The unfairness of attacking him silenced her. It was wrong to condemn him for not sharing her suffering. Of course the baby hadn’t been real to him. He hadn’t invited Molly into his bed, hadn’t wanted a child, hadn’t carried the baby inside him.
“I’m the one who’s sorry. I didn’t mean to yell. My emotions keep getting away from me.” Her hand trembled as she pushed a strand of wet hair from her eyes. “I won’t bring this up again. I promise you.”
“Come on out now,” he said quietly.
Her limbs were clumsy from the cold, and her clothes heavy as she swam toward the bank. By the time she got there, he’d climbed out onto a low, flat rock.
He crouched down and pulled her up beside him. She landed on her knees, a cold, dripping, miserable wreck.
He tried to lighten the mood. “At least I kicked off my shoes before I dove in. Yours flew off when you hit the water. I’d have gone after them, but I was in shock.”
The rock had retained some of the day’s heat, and a little of it seeped through her clammy shorts. “It doesn’t matter. They were my oldest sandals.” Her last pair of Manolo Blahniks. Given the current state of her finances, she’d have to replace them with rubber shower thongs.
“You can pick up another pair in town tomorrow.” He rose. “We’d better head back before you get sick. Why don’t you start walking? I’ll catch up with you as soon as I rescue my own shoes.”
He headed back up the path. She hugged herself against the evening chill and put one foot in front of the other, trying not to think. She hadn’t gone far before he came up next to her, T-shirt and shorts sticking to his body. They walked in silence for a while.
“The thing is…”
When he didn’t go on, she looked up at him. “What?”
He looked troubled. “Forget it.”
The woods rustled around them with evening sounds. “All right.”
He shifted his shoes from one hand to the other. “After it was over… I just… I didn’t let myself think about her.”
She understood, but it made her feel even lonelier.
He hesitated. She wasn’t used to that. He always seemed so certain. “What do you think she—” He cleared his throat. “What do you think Sarah would have been like?”
Her heart constricted. A fresh wave of pain swept over her, but it didn’t throb in the same way as her old pain. Instead, it stung like antiseptic on a cut.
Her lungs expanded, contracted, expanded again. She was startled to realize she could still breathe, that her legs could still move. She heard the crickets begin their evening jam. A squirrel scuffled in the leaves.

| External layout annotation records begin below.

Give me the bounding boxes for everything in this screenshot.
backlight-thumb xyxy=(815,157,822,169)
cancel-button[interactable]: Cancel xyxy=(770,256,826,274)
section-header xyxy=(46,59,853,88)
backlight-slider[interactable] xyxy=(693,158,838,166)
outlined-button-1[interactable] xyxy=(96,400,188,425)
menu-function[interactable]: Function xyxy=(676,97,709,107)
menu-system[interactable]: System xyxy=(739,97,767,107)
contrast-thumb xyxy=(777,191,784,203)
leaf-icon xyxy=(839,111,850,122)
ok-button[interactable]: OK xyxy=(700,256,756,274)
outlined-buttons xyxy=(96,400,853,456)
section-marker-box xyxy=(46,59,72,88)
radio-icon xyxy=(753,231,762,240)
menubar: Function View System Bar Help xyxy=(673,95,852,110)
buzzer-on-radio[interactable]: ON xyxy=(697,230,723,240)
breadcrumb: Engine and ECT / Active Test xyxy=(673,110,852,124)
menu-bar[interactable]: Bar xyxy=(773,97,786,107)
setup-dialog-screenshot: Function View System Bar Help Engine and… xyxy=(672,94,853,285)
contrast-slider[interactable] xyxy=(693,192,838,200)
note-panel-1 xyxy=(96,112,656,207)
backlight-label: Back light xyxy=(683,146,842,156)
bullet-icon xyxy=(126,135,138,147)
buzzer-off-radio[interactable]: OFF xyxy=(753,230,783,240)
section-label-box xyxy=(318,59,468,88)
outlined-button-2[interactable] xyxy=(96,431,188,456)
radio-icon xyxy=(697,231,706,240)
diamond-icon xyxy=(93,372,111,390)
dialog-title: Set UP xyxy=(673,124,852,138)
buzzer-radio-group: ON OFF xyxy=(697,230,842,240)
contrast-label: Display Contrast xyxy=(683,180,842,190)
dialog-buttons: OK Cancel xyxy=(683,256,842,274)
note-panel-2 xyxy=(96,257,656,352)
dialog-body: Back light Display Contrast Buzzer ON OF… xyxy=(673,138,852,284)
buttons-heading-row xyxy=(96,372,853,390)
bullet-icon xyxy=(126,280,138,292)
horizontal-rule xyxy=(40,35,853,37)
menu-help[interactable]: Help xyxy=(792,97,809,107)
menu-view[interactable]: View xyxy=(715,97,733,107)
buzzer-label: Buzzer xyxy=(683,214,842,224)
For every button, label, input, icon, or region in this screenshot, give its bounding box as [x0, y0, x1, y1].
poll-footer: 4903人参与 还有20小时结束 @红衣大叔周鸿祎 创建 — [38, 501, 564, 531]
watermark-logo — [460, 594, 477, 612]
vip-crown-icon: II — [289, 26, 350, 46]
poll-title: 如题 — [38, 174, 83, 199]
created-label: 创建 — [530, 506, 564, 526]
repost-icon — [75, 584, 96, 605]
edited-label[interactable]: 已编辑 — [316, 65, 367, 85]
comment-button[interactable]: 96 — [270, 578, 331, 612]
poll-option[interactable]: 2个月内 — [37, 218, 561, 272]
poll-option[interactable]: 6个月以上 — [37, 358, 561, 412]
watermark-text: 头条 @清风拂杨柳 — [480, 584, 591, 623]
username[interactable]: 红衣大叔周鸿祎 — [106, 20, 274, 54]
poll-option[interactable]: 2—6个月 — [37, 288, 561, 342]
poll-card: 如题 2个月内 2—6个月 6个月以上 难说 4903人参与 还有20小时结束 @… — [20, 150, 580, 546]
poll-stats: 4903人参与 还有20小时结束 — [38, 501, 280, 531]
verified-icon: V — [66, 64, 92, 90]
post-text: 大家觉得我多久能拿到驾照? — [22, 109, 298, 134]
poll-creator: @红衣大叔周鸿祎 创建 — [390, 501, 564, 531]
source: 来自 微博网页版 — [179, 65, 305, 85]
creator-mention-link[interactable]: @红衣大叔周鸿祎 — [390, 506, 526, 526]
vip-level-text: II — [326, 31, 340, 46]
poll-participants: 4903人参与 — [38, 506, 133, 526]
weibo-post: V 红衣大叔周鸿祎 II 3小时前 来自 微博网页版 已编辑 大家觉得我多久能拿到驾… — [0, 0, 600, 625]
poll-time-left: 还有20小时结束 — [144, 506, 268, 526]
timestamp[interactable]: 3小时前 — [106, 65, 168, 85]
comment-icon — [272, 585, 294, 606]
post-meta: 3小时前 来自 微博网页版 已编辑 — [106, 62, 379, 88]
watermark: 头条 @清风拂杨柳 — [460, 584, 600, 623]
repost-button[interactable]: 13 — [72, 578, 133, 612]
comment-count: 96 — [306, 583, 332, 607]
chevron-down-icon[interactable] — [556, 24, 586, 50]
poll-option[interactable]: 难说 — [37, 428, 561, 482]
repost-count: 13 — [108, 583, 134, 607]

“Well…” She was trembling, and she wasn’t sure whether the sound that slipped from her was a choked laugh or a leftover sob. “Gorgeous, if she took after you.” Her chest ached, but instead of fighting the pain, she embraced it, absorbed it, let it become part of her. “Extremely smart, if she took after me.”
“And reckless. I think today pretty much proves that. Gorgeous, huh? Thanks for the compliment.”
“Like you don’t know.” Her heart felt a little lighter. She wiped at her runny nose with the back of her hand.
“So how come you think you’re so smart?”
“Summa cum laude. Northwestern. What about you?”
“I graduated.”
She smiled,
but she wasn’t ready to stop talking about Sarah. “I’d never have sent her to summer camp.”
He nodded. “I’d never have made her go to church every day during the summer.”
“That’s a lot of church.”
“Nine years is a lot of summer camp.”
“She might have been clumsy and a slow learner.”